Die Psychologie invertierter Y-Achsen in Gaming

Ich spiele mit invertierter Y-Achse und zwar nicht nur, weil sie der Pilotensteuerung eines Flugzeugs entspricht (also nach hinten ziehen für „nach Oben blicken“ und nach oben drücken für „nach Unten sehen“), sondern auch, weil das der Kopfbewegung im echten Leben entspricht: Schauen wir nach oben, ziehen wir den Kopf zurück und schauen wir nach unten, neigen wir den Kopf nach vorne. Weshalb mich die angebliche „Invertierung“ immer wieder irritiert: tatsächlich spielen Leute mit „nicht-invertierter“ Blickneigung mit einer Bewegung, die im echten Leben invertiert wäre.

Dieses Phänomen wurde bislang wissenschaftlich kaum untersucht, spielt allerdings auch eine Rolle in Bestandteilen von non-gaming User Interfaces wie Scroll-Medien, die auch systemweitig „invertiert“ werden können, also wer nach unten scrollen möchte, bewegt seine Maus oder seine Finger auf dem Touchpad nach oben. Dies ist bei mir nicht der Fall, ich invertiere die Neigungsrichtung meiner digitalen Wahrnehmung praktisch ausschließlich in First-Person- und Third-Person-Umgebungen, also Ego-Shootern oder Action-RPGs oder ähnlichem. Auf dem Desktop bewege ich den UX-Zeiger „in Richtung des anvisierten Objekts“, also nach unten wenn ich nach unten möchte.

Im Artikel gehen sie davon aus, dass diese Diskrepanz aufgrund unterschiedlichen Prioritäten bei der Handlung im digitalen Raum auftritt: am Desktop arbeite ich „zielorientiert“ und visiere das gesuchte Objekt an (also eine Textstelle im scrollenden Text, eine Datei im File-Manager oder ähnliches). In einem Game in First/Third-Person-Perspektive dagegen schlüpfe ich in die Rolle des Avatars, simuliere dessen Wahrnehmung und handle, als ob dieser Avatar meinen Körper direkt abbildet: Kopf nach hinten für den Blick nach oben, Kopf nach vorne für den Blick nach oben.

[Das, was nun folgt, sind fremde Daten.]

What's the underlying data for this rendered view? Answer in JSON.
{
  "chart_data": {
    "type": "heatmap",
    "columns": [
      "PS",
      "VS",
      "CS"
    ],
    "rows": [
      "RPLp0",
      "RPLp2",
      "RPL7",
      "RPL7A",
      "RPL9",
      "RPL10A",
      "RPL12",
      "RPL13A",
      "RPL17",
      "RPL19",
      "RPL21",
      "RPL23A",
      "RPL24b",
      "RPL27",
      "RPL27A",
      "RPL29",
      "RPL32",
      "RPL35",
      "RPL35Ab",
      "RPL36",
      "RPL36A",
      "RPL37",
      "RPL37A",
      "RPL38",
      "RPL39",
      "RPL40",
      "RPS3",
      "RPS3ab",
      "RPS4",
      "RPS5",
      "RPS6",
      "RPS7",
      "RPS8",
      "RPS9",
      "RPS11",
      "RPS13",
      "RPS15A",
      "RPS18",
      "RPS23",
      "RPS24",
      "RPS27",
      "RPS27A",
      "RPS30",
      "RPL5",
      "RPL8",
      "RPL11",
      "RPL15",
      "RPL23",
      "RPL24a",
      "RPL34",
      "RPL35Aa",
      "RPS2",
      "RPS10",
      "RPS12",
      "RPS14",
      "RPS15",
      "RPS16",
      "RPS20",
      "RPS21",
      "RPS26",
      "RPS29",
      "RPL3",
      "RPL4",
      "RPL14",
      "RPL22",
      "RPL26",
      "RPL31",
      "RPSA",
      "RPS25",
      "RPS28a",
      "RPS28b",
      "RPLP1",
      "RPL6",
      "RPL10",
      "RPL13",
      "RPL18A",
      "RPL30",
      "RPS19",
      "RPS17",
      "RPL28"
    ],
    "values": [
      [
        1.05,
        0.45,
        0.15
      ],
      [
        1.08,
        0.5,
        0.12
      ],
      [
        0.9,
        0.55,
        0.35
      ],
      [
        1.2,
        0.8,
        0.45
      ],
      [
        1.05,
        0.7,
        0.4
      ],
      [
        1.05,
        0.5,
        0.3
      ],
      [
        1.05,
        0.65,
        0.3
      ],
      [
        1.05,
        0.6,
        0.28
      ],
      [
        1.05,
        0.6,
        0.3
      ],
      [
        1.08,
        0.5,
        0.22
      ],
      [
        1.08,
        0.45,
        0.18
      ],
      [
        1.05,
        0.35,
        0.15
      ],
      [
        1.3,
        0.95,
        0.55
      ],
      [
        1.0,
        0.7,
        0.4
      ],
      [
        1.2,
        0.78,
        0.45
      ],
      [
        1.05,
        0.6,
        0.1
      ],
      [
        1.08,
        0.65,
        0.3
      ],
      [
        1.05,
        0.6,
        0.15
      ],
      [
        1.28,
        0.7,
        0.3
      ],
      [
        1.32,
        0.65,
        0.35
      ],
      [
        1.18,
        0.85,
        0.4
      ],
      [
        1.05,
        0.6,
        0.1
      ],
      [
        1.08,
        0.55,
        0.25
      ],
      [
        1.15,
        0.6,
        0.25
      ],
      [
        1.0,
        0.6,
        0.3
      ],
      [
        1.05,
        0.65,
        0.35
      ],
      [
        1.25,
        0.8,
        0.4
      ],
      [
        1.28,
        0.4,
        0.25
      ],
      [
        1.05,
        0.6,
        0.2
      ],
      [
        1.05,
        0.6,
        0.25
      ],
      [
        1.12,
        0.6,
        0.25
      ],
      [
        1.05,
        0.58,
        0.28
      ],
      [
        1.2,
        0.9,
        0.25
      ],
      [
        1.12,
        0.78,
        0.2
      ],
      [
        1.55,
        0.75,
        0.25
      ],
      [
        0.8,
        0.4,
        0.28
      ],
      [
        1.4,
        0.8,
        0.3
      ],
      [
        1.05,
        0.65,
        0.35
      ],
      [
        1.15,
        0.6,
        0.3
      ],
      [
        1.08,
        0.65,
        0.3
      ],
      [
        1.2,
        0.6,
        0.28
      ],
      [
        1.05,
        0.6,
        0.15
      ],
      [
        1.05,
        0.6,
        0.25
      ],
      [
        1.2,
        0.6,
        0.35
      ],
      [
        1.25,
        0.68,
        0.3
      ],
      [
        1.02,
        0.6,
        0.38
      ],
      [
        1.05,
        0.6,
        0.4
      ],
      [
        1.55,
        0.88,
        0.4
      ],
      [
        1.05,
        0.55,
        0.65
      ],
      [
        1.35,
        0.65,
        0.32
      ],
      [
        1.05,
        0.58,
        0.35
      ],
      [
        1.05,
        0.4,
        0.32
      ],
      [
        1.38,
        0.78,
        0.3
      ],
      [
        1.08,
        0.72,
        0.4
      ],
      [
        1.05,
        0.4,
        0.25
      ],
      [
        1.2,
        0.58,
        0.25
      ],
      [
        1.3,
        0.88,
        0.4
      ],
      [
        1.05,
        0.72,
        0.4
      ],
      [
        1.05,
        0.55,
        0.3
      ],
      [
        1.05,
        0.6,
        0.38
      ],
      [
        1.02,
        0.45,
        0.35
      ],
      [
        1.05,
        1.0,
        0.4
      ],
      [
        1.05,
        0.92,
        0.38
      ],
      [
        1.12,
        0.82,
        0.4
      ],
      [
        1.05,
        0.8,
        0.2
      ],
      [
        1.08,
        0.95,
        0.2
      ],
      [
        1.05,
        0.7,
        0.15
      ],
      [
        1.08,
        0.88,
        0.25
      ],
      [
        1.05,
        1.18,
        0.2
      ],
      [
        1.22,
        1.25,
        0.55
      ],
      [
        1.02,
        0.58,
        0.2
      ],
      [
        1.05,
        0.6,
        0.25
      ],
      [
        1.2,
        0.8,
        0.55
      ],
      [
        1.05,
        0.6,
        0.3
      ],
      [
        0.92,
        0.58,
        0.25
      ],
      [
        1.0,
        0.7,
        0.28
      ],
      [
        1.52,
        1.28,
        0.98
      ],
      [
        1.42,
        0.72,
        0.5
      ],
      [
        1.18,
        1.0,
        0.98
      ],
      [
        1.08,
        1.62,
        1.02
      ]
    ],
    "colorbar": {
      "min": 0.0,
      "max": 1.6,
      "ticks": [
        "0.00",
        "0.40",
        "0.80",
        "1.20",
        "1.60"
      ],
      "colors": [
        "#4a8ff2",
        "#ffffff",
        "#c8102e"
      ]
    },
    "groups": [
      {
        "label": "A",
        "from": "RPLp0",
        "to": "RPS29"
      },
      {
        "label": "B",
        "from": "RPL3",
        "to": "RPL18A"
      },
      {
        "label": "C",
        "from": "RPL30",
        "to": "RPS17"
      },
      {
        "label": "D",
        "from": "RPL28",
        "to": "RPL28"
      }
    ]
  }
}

Der Unterschied zwischen invertierter und nicht-invertierter Blickrichtung in digitalen Räumen ist also anscheinend liegt also zwischen dem Fokus auf „manipulierbares Objekt“ (Datei, Text, whatevs) und „interner Simulation der Wahrnehmung des digitalen Avatars“.

Both experts also suggest that a preference for inverted or non-inverted controls may go beyond our relationship with screens altogether and burrow much more deeply into how we perceive the world. “Maybe there are some neurocognitive differences in the extent to which people rely on ‘what is it?’ vision for perception and ‘where is it/how do I manipulate it?’ vision for action,” says Corbett.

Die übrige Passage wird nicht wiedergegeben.